Le décret français contraire au droit européen

Avec ce nouvel arrêt de la Cour d'appel de Pau, il n'y a désormais plus grand doute sur le fait que les juges français estiment que le décret importations du 27 mai 2005 n'est pas conforme au droit européen. Car, selon ce décret (les articles R. 5141-123-6 et suivants du code de la santé publique), les éleveurs « n'ont pas accès à une procédure simplifiée » d'importation parallèle pour leurs propres animaux. Alors que le droit européen l'exige « impérativement » selon l'arrêt du 27 octobre 2016 de la Cour de Justice de l'Union européenne (CJUE). En France, seuls des établissements pharmaceutiques vétérinaires, comme des distributeurs en gros ou des laboratoires, peuvent déposer des demandes d'autorisation d'importations parallèles. L'État français a donc exclu les éleveurs [et les ayants droit] du bénéfice des importations parallèles, ce qui apparaît contraire au droit européen.

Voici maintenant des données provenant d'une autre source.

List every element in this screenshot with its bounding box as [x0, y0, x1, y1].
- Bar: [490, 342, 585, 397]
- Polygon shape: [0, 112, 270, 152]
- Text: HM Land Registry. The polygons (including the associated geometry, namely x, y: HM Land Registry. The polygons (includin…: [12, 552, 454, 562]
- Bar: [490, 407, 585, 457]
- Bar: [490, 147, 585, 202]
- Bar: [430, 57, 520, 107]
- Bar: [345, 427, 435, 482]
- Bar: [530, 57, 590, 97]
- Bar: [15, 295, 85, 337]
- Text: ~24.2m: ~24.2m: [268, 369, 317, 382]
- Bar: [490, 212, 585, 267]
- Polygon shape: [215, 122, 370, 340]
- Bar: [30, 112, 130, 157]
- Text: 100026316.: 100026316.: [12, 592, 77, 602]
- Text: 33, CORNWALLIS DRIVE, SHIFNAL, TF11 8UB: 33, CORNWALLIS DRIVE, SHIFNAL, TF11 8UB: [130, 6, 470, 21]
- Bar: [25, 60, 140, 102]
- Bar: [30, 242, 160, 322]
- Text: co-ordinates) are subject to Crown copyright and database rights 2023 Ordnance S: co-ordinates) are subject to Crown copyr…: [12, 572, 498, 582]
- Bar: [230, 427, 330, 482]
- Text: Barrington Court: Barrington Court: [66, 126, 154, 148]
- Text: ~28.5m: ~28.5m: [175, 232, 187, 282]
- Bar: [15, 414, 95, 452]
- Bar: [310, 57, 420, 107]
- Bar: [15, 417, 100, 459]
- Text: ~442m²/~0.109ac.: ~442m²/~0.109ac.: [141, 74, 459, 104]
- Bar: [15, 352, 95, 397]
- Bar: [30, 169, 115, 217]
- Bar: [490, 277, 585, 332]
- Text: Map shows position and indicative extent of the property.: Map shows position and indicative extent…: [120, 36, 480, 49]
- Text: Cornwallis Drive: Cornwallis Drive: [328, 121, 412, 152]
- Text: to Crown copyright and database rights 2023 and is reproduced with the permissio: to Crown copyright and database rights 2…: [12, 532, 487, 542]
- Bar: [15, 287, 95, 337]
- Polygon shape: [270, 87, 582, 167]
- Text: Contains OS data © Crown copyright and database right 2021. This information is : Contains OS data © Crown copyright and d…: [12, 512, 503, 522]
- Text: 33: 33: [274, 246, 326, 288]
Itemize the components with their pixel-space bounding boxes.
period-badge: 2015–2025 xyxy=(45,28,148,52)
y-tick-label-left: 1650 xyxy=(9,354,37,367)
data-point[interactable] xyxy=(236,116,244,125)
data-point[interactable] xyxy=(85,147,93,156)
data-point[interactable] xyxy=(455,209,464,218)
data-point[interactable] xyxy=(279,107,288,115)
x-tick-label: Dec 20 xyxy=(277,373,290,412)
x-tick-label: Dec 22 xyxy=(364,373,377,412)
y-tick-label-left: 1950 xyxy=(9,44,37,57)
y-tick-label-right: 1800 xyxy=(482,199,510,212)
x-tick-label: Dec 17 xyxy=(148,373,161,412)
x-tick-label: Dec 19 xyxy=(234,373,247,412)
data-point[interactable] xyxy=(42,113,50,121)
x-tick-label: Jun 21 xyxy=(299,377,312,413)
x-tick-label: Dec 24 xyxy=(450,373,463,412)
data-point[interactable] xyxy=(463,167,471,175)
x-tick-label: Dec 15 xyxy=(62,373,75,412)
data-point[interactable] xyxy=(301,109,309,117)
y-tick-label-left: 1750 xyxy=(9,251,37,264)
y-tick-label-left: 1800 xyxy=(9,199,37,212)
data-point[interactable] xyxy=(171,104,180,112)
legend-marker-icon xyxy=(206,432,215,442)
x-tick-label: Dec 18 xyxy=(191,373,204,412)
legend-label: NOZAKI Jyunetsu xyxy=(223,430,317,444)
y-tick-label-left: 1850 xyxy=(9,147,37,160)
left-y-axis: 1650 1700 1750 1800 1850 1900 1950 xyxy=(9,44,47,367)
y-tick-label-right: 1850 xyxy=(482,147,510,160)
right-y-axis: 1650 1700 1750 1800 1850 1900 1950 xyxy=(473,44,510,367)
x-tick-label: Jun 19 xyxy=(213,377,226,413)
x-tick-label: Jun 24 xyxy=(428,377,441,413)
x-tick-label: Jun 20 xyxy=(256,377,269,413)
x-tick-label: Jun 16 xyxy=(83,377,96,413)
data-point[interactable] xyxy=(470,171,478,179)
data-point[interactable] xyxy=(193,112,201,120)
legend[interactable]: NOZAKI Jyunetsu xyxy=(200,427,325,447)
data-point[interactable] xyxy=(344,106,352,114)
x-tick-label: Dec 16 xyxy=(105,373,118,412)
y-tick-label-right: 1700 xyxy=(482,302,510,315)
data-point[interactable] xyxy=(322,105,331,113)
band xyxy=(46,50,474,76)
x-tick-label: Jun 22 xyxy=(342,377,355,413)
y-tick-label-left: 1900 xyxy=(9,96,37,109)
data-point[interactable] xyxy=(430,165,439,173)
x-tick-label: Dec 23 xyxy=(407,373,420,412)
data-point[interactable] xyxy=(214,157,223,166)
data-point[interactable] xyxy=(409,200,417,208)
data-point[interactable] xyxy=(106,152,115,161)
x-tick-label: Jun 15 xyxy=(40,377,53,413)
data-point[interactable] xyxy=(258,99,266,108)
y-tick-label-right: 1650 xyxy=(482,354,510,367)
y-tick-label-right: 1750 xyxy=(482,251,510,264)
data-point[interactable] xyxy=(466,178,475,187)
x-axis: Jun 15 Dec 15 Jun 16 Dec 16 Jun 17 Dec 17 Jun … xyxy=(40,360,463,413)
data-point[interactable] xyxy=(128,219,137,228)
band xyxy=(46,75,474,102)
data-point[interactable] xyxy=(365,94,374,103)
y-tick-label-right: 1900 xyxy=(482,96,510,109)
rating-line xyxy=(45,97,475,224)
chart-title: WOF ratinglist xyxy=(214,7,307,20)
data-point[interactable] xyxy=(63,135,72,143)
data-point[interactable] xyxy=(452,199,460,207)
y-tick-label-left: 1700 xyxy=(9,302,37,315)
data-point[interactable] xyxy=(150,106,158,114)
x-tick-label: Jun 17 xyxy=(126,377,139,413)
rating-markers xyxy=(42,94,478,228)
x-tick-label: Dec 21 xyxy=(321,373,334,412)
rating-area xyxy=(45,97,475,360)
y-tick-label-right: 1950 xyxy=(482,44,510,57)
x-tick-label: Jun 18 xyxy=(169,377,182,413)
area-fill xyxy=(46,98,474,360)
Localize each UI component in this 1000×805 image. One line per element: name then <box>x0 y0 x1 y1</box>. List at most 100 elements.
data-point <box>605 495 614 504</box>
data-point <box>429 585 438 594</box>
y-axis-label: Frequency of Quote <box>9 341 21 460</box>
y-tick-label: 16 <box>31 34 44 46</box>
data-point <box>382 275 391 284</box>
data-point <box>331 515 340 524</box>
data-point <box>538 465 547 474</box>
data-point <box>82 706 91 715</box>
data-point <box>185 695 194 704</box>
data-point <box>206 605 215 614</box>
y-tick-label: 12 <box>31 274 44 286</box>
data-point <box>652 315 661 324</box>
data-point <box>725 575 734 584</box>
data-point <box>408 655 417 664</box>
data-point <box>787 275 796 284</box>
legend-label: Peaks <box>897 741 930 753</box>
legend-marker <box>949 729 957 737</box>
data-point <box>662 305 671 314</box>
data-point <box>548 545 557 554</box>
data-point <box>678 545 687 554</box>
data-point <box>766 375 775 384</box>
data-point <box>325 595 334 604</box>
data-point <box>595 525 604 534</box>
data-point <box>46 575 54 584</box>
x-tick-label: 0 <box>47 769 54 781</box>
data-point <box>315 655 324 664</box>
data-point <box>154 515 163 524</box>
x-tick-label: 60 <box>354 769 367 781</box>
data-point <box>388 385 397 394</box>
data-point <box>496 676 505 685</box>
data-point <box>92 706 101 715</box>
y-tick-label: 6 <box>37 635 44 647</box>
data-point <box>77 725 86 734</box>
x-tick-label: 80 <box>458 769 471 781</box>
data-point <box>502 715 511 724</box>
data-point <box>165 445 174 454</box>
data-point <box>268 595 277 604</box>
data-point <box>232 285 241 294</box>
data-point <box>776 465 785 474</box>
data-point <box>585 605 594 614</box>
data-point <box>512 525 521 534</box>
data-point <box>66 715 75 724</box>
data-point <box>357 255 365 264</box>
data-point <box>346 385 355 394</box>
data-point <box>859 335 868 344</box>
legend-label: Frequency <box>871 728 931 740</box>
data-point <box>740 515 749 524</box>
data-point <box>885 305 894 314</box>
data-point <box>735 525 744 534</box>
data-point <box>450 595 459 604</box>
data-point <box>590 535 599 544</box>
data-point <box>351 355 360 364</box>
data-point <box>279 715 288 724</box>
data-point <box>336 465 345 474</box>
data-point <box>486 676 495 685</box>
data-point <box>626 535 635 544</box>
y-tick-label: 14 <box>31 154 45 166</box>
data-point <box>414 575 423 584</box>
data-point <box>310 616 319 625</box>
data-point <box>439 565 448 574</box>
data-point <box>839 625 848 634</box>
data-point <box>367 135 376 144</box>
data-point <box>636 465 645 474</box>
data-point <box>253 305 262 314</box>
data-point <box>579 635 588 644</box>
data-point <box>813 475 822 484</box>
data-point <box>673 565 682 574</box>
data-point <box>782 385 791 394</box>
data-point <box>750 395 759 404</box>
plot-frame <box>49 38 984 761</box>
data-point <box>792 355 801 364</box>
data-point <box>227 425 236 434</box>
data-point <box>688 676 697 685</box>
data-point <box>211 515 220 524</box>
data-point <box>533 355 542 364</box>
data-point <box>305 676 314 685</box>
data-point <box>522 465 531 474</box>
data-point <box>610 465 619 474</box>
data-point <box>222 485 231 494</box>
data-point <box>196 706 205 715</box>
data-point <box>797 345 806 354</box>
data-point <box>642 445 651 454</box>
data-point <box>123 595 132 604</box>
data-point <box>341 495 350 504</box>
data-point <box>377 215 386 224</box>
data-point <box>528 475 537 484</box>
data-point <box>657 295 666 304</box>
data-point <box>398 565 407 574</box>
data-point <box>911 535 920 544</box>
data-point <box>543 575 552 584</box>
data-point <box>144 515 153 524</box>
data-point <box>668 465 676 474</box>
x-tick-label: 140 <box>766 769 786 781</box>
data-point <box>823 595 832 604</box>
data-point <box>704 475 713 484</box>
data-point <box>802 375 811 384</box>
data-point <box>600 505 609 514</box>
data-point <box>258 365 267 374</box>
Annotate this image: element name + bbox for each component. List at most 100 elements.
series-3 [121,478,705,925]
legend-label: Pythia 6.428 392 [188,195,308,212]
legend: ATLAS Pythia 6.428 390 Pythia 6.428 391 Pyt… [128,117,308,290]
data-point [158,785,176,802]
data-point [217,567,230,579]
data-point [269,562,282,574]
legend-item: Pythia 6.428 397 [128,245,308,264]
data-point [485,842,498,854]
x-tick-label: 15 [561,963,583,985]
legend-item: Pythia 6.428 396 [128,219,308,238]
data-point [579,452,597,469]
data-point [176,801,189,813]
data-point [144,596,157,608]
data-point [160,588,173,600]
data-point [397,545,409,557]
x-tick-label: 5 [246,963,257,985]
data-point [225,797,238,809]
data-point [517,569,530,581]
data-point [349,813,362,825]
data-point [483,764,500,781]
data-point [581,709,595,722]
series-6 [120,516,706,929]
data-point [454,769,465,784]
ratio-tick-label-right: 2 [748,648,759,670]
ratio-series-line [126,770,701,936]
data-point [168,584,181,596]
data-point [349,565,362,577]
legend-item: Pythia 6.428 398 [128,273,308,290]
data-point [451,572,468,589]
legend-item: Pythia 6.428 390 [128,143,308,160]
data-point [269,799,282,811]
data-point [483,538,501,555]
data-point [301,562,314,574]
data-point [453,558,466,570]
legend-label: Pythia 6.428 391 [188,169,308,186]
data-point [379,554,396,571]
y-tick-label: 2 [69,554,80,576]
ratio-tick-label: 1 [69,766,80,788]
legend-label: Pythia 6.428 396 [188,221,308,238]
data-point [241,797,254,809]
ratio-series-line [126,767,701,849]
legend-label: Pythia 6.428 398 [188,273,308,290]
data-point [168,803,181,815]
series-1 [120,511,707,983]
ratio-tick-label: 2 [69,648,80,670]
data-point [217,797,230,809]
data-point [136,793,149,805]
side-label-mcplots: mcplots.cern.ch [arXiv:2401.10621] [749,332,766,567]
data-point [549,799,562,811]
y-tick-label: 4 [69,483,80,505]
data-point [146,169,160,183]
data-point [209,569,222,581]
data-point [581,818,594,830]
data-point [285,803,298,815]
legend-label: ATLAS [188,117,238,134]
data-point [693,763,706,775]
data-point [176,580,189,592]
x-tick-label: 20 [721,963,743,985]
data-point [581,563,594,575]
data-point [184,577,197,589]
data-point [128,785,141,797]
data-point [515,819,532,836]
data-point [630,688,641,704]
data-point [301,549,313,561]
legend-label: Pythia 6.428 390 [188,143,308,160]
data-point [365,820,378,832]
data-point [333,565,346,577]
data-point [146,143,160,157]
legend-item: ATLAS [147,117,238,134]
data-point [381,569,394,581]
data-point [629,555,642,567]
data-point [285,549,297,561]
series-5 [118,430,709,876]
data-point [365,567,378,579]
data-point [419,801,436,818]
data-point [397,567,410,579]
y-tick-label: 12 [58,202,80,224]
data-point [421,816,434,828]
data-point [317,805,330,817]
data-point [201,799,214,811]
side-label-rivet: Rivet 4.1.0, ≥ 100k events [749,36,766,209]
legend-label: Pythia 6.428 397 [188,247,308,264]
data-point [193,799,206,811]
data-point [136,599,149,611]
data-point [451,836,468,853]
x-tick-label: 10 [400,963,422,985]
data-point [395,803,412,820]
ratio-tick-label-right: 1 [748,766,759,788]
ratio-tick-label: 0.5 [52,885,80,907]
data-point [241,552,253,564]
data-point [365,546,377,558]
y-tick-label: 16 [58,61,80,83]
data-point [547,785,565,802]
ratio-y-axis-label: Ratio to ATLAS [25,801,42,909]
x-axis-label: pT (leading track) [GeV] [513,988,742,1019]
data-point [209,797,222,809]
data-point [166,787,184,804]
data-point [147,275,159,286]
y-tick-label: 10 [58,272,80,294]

Trois exigences de santé publiques (non) respectées

Comme la Cour d'appel de Bordeaux, la Cour d'appel de Pau s'est donc appuyée sur l'arrêt de la Cour de Justice de l'Union européenne du 27 octobre 2016 pour fonder son jugement. Mais les deux cours en ont fait une interprétation différente. Dans son arrêt (voir ce lien), la Cour européenne avait reconnu aux éleveurs le droit de procéder à des importations parallèles depuis l'Espagne si au moins trois exigences de santé publique sont garanties.

  1. Les éleveurs disposent d'une prescription préalable conforme au droit français, rédigée soit après examen clinique, soit dans le cadre d'un suivi sanitaire permanent (BSE, protocole de soins, visite de suivi et actes vétérinaires réguliers dans l'élevage) qui suppose une réelle connaissance de l'élevage.
  2. La pharmacovigilance sur les médicaments espagnols est assurée comme le serait celle sur les médicaments français. Ce point peut justifier une autorisation préalable d'importation telle que l'impose le droit français.
  3. Les notices et les étiquetages des médicaments importés d'Espagne sont rédigés en français. Car c'est une condition du bon usage d'un médicament.

Le feuilleton continue

La Cour d'appel de Bordeaux avait estimé que ces conditions n'étaient pas réunies par les éleveurs des Deux-Sèvres qui réalisaient des importations depuis des ventas espagnoles. La Cour d'appel de Pau en a donc fait une autre lecture pour les éleveurs basques.

L'arrêt de la Cour d'appel de Pau ne sera pas le dernier. Car c'est désormais, à nouveau, à la Cour de cassation de se prononcer… Le feuilleton continue.